The video chronicles everything from the horrible physical and psychological abuse inflicted on egg-laying hens and “useless” male chicks, the environmental impacts of egg-producing factory farms, and the effects of factory farmed egg production on human health.
Janus also exposes the labels “cage free” and “free range” as toothless whitewashing that can still be applied to hens raised in horrific, factory-farmed conditions.
Used up and tossed into a woodchipper
The video opens by highlighting the physiological stress that egg-laying hens endure by necessity, even on supposedly humane farms. Janus notes that if left to their own devices, hens would lay only about 12 to 13 eggs in the course of their lifetime, most of those resulting in a live birth. Yet in order to turn hens into food producers, egg farmers remove their eggs each day, causing physiological changes that spur the hen to lay 300 to 350 eggs per year. But egg production is a highly intensive process–as is the laying itself, which can take up to 26 hours, comparable to human childbirth.
Common physical repercussions of a lifetime of constant egg-laying include nutrient deficiencies, osteoporosis, beak and bone deformity, fatty liver disease, and ovarian cancer. Farmers also typically cut or burn off hens’ beaks to keep them from trying to replenish nutrients by eating their own eggs.
Because a hen’s egg production tends to drop after eight to 12 months of such an intensive schedule, it has become standard industry practice to “force molt” them — that is, shock their bodies into producing more eggs by starving them or feeding them nutrient-deficient filler, depriving them of water and keeping them in the dark.
A hen’s natural lifespan is 10-20 years, but most egg-laying hens are slaughtered at a year and a half, when their bodies start to give out. Because poultry are exempted from the Humane Slaughter Act, common methods of killing “spent” hens and “useless” male chicks include tossing them into woodchippers alive or suffocating them in garbage bags. They are typically turned into pellets and fed back to other hens, cows or pigs.
On factory farms, the conditions faced by hens are even worse. Unfortunately, labels such as “free range” or “cage free” don’t mean the chickens were not factory farmed. “Cage free” simply means that birds are not confined in cages, but tens of thousands can still be crammed into a single shed with no access to the outdoors. “Free range” simply means some outdoor access must be provided, for as little as a few minutes a day. This can consist of a single small opening in a shed packed with 20,000 chickens.
Breeding bird flu
It’s not just chickens that suffer from the egg industry’s practices. Producing eggs on such a massive scale is an incredible waste of resources. It takes 200 liters (50 gallons) of water to produce just a single egg.

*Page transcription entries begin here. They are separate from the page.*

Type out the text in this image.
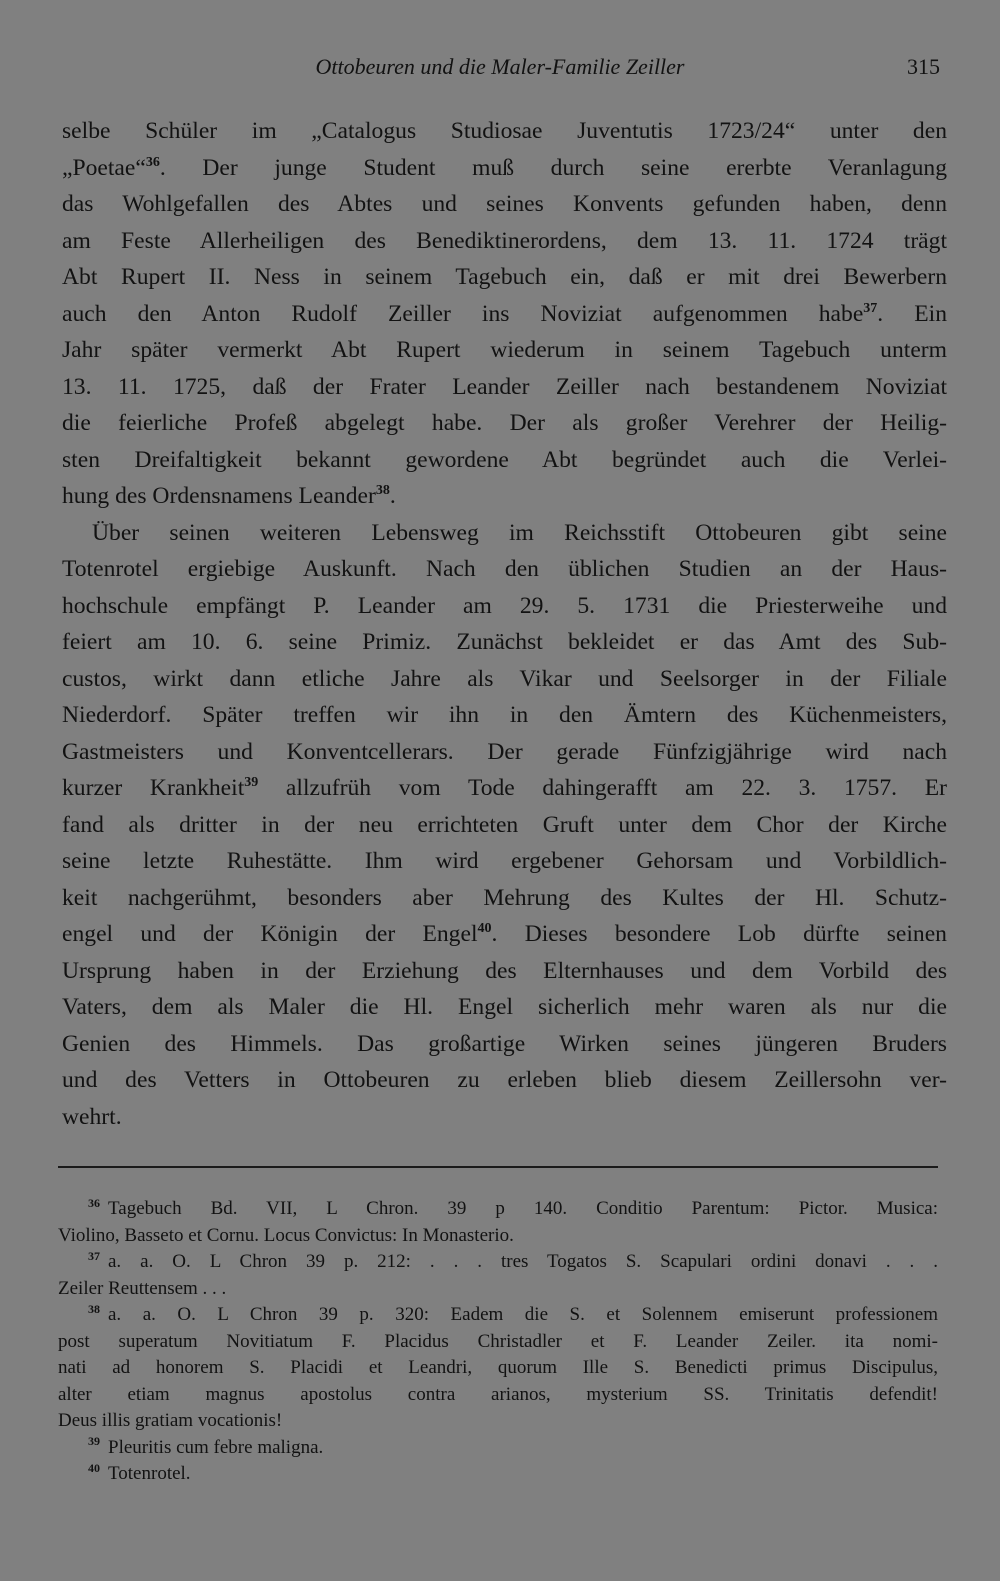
Ottobeuren und die Maler-Familie Zeiller	315
selbe Schüler im „Catalogus Studiosae Juventutis 1723/24“ unter den
„Poetae“$^{36}$. Der junge Student muß durch seine ererbte Veranlagung
das Wohlgefallen des Abtes und seines Konvents gefunden haben, denn
am Feste Allerheiligen des Benediktinerordens, dem 13. 11. 1724 trägt
Abt Rupert II. Ness in seinem Tagebuch ein, daß er mit drei Bewerbern
auch den Anton Rudolf Zeiller ins Noviziat aufgenommen habe$^{37}$. Ein
Jahr später vermerkt Abt Rupert wiederum in seinem Tagebuch unterm
13. 11. 1725, daß der Frater Leander Zeiller nach bestandenem Noviziat
die feierliche Profeß abgelegt habe. Der als großer Verehrer der Heilig-
sten Dreifaltigkeit bekannt gewordene Abt begründet auch die Verlei-
hung des Ordensnamens Leander$^{38}$.
Über seinen weiteren Lebensweg im Reichsstift Ottobeuren gibt seine
Totenrotel ergiebige Auskunft. Nach den üblichen Studien an der Haus-
hochschule empfängt P. Leander am 29. 5. 1731 die Priesterweihe und
feiert am 10. 6. seine Primiz. Zunächst bekleidet er das Amt des Sub-
custos, wirkt dann etliche Jahre als Vikar und Seelsorger in der Filiale
Niederdorf. Später treffen wir ihn in den Ämtern des Küchenmeisters,
Gastmeisters und Konventcellerars. Der gerade Fünfzigjährige wird nach
kurzer Krankheit$^{39}$ allzufrüh vom Tode dahingerafft am 22. 3. 1757. Er
fand als dritter in der neu errichteten Gruft unter dem Chor der Kirche
seine letzte Ruhestätte. Ihm wird ergebener Gehorsam und Vorbildlich-
keit nachgerühmt, besonders aber Mehrung des Kultes der Hl. Schutz-
engel und der Königin der Engel$^{40}$. Dieses besondere Lob dürfte seinen
Ursprung haben in der Erziehung des Elternhauses und dem Vorbild des
Vaters, dem als Maler die Hl. Engel sicherlich mehr waren als nur die
Genien des Himmels. Das großartige Wirken seines jüngeren Bruders
und des Vetters in Ottobeuren zu erleben blieb diesem Zeillersohn ver-
wehrt.
$^{36}$ Tagebuch Bd. VII, L Chron. 39 p 140. Conditio Parentum: Pictor. Musica:
Violino, Basseto et Cornu. Locus Convictus: In Monasterio.
$^{37}$ a. a. O. L Chron 39 p. 212: . . . tres Togatos S. Scapulari ordini donavi . . .
Zeiler Reuttensem . . .
$^{38}$ a. a. O. L Chron 39 p. 320: Eadem die S. et Solennem emiserunt professionem
post superatum Novitiatum F. Placidus Christadler et F. Leander Zeiler. ita nomi-
nati ad honorem S. Placidi et Leandri, quorum Ille S. Benedicti primus Discipulus,
alter etiam magnus apostolus contra arianos, mysterium SS. Trinitatis defendit!
Deus illis gratiam vocationis!
$^{39}$ Pleuritis cum febre maligna.
$^{40}$ Totenrotel.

When hundreds of thousands of chickens are crammed together, they also produce enormous amounts of waste. Indeed, feces from poultry operations is a major source of pollution to clean water supplies. It is also a major vector for the spread of foodborne illness, including salmonella.
In fact, chicken meat and eggs are the top two causes of salmonella poisoning.
The effects on human health go beyond simple contamination, however. It is now widely accepted that factory farming of poultry is a major incubator for more virulent and dangerous forms of the influenza virus, including the highly lethal form known as “bird flu.” As far back as 2005, the United Nations warned that the crowded, unsanitary conditions of factory farming “provide ideal conditions for the [influenza] virus to spread and mutate into a more dangerous form.” Around the same time, the American Public Health Organization called for a moratorium on factory farms, condemning them as breeding grounds for disease.